Fisher painted women as beauties, as athletes, as teases, as scholars, as brides and as mothers. In 1908, he published his first of nine books illustrating idealized women. He even featured a section about college women playing sports.

He did cover illustrations for Puck, Saturday Evening Post, Ladies' Home Journal and American Magazine, and over an uninterrupted period of 22 years he produced 293 cover illustrations for Cosmopolitan. His work was so popular in his day that his images were reproduced on postcards, calendars, candy tins, sheet music, novelty mirrors and tape measures.

Fisher's women were depicted as healthy, intelligent, independent and hardworking. Your 1918 color lithograph posters for the Red Cross show Fisher women as Red Cross nurses imploring women, who out of necessity had taken on many masculine roles during the war, and men to heed the call of patriotism and sacrifice.

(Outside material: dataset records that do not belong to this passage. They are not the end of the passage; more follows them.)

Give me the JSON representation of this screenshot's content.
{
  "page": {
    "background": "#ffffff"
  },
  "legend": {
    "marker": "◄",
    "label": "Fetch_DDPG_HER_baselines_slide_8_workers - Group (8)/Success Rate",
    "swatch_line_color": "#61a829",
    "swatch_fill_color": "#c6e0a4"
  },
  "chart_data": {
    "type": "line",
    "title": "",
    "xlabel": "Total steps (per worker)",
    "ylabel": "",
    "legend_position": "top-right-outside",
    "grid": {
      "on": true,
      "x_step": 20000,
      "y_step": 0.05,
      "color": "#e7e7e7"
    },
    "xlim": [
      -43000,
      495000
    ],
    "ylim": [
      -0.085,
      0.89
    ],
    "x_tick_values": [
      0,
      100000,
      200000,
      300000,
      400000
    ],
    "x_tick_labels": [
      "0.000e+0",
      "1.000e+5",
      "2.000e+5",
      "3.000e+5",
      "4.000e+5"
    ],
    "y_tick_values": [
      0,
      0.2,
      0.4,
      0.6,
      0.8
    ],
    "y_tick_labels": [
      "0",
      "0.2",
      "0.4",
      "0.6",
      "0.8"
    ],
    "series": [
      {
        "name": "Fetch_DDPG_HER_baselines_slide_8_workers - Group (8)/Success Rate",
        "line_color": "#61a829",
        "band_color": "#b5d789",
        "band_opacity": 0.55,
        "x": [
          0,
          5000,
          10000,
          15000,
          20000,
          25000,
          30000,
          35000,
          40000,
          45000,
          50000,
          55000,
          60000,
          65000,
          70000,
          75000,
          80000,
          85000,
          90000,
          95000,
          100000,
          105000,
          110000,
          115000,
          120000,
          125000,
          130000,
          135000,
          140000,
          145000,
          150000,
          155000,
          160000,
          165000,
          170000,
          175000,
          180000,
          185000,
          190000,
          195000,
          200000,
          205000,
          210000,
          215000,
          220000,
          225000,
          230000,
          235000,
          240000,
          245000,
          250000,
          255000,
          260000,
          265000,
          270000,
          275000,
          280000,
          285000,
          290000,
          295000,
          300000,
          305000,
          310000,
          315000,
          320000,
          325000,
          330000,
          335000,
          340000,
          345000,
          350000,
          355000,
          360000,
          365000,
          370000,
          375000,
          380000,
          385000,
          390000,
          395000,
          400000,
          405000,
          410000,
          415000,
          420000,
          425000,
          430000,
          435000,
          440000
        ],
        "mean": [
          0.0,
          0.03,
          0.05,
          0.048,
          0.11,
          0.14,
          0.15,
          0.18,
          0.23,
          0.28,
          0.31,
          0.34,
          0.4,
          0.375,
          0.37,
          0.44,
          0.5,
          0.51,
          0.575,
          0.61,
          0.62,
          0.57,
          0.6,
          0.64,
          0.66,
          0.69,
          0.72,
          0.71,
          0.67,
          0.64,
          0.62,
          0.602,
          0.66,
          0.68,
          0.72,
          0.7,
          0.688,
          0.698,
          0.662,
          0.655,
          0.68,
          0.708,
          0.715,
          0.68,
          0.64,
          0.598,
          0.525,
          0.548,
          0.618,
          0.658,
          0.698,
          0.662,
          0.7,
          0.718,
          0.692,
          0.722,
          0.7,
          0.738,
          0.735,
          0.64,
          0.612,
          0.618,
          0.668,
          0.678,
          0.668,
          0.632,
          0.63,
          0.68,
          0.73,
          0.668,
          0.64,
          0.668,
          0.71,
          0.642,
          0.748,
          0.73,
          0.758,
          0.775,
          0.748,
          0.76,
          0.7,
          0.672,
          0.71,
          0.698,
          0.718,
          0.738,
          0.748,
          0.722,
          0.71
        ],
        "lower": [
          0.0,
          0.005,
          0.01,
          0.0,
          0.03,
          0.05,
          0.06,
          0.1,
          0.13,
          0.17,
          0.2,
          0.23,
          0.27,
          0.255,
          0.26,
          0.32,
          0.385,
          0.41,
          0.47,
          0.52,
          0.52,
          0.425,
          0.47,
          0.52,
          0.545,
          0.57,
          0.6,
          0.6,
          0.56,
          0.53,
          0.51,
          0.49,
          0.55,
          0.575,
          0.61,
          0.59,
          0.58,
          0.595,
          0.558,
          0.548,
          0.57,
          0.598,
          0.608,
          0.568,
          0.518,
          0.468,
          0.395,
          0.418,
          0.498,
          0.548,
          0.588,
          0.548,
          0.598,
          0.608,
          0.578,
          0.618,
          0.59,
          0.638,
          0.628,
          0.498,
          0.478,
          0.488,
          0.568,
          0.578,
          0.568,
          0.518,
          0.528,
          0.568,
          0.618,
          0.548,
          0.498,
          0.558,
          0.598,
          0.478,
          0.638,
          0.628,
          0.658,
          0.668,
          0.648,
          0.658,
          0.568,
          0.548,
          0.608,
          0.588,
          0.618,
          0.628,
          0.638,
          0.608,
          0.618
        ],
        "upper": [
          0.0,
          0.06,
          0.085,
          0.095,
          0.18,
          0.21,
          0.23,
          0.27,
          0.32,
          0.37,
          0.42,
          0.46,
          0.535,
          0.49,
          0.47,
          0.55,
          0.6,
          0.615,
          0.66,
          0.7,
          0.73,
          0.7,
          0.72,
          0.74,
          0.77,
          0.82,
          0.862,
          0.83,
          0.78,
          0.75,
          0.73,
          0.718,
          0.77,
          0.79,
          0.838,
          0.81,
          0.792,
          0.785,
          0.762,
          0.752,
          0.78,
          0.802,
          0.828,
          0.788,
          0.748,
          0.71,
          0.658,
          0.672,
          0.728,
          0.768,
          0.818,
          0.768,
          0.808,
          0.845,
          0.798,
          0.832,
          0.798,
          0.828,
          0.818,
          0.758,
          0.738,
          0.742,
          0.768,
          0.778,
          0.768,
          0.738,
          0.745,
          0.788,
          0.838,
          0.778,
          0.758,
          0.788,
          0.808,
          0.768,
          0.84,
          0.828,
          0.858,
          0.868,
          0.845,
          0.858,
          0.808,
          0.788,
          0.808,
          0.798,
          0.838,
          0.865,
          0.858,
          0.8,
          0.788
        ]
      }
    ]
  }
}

At his request, most of Fisher's original work was destroyed after his death. Still, hundreds have come on the market with prices ranging from $1,000 to $30,000.

Period lithographic poster like yours, depicting a poignant and important period in world history, can bring in the low to mid hundreds, depending on the condition. These two iconic images as well as scores of other Fisher women are still being reproduced today.

In the spirit of the season please heed these posters and contribute blood, time or money to this worthy cause.